Bush adopts proper stance in talking about Saddam
No one should doubt that when the times comes, President George W. Bush will use the capture of former Iraqi dictator Saddam Hussein as a cornerstone of his re-election campaign in 2004. For now, however, Bush is going to great lengths to downplay the political advantages this dramatic event offers. That's how it should be.
As the president noted in brief remarks to the nation Sunday and at his year-end press conference Monday, it is the Iraqi people who should revel in the capture of the Butcher of Baghdad. After all, tens of thousands of Iraqis perished during his reign of terror.
Bush struck just the right note in talking about how American forces, acting on painstakingly developed intelligence, undertook one of the most intensive manhunts in history and found Saddam in an underground hideout on a farm in Adwar, 10 miles from his hometown of Tikrit.
"There needs to be a public trial and all the atrocities need to come out and justice needs to be delivered," the president said during the session with journalists at the White House. But he sidestepped the question of whether he favors Saddam's execution, saying his own personal views don't matter.
Bush did allow himself one brief moment of gloating when he said, "Good riddance. The world is better off without you, Mr. Saddam Hussein."
Indeed, the world is better off without this murderous dictator, now in the custody of the United States. Only his public trial on crimes against the people of Iraq in particular and against humanity in general will match the significance of Saturday's operation.
Religious persecution
It won't just be the former president of Iraq on trial. Rather it will be every brutal dictator who has shed the blood of hundreds of thousands of innocents. Likewise, it isn't just Slobodan Milosevic, the former Yugoslav leader, facing war crimes charges in The Hague, Netherlands; it's all the others of his ilk who indulged or continue to indulge in ethnic cleansing or religious persecution.

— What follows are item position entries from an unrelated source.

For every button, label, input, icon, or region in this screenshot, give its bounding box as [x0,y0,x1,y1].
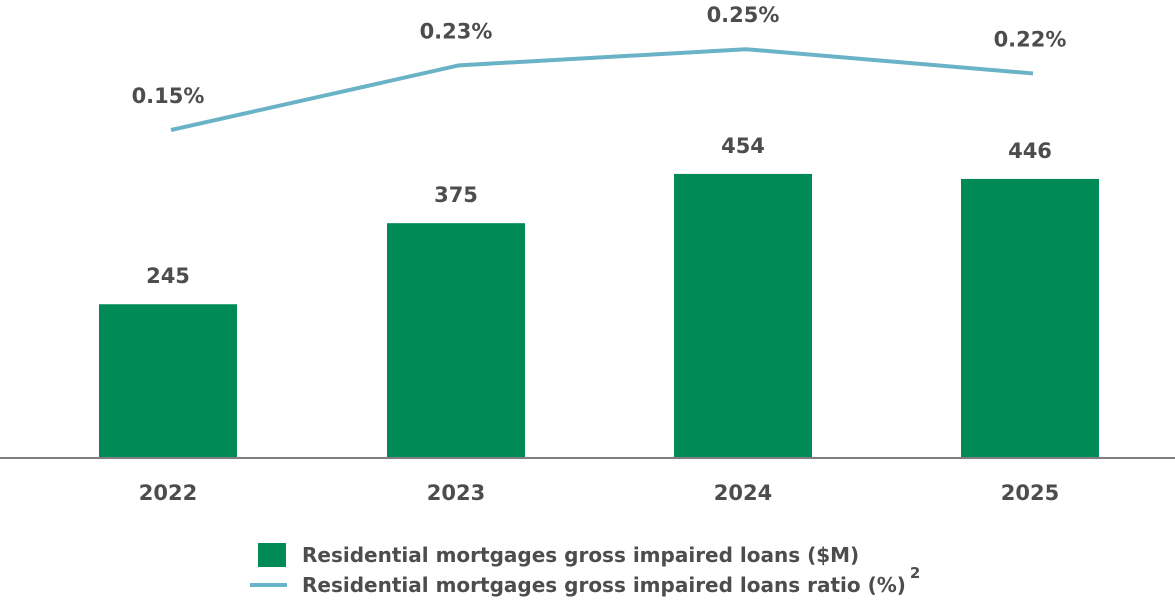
x-tick-label: 2023 [427,481,485,505]
bar-value-label: 454 [721,134,765,158]
bar-value-label: 375 [434,183,478,207]
bar-series [99,174,1099,457]
x-tick-label: 2025 [1001,481,1059,505]
legend-footnote-marker: 2 [910,564,920,582]
legend-line-swatch [250,583,287,587]
legend-item-bar: Residential mortgages gross impaired loa… [250,540,1010,570]
ratio-line [171,49,1033,130]
x-tick-label: 2024 [714,481,772,505]
bar-2022 [99,304,237,457]
bar-value-label: 446 [1008,139,1052,163]
bar-value-label: 245 [146,264,190,288]
ratio-value-label: 0.22% [994,27,1067,51]
ratio-value-label: 0.25% [707,3,780,27]
legend: Residential mortgages gross impaired loa… [250,540,1010,600]
legend-bar-label: Residential mortgages gross impaired loa… [302,543,859,567]
legend-line-label: Residential mortgages gross impaired loa… [302,573,906,597]
bar-2025 [961,179,1099,457]
ratio-value-label: 0.23% [420,19,493,43]
x-axis-tick-labels: 2022 2023 2024 2025 [139,481,1059,505]
bar-data-labels: 245 375 454 446 [146,134,1052,288]
ratio-line-series [171,49,1033,130]
ratio-value-label: 0.15% [132,84,205,108]
legend-item-line: Residential mortgages gross impaired loa… [250,570,1010,600]
bar-2024 [674,174,812,457]
bar-2023 [387,223,525,457]
x-tick-label: 2022 [139,481,197,505]
legend-bar-swatch [258,543,286,567]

That is why it is so important for Saddam to be brought to justice in the country he literally destroyed through his iron-fisted rule and his megalomania. The elderly and the very young in Iraq were his chief victims. They deserve to see this man brought to trial in chains to answer for his crimes.
But while he was characterizing the capture of Saddam as evidence that Iraq is "on the path to freedom," President Bush was careful not to exaggerate the effects of capturing him and bringing him to justice.
"The terrorists in Iraq remain dangerous," he said. "The work of our coalition remains difficult and will require further sacrifice."
Such an honest appraisal of what lies ahead in that country is to be applauded. After all, the president and members of the inner circle are still refusing to concede that the reasons given for the war against Saddam's Iraq earlier this year were not based on hard evidence or even fact.
But with Saddam now in custody and undergoing interrogation, perhaps these two questions will be answered: Did you have weapons of mass destruction in your possession at the time of the invasion by American and British troops? Did your regime have any ties to Osama bin Laden's Al-Qaida terrorist network?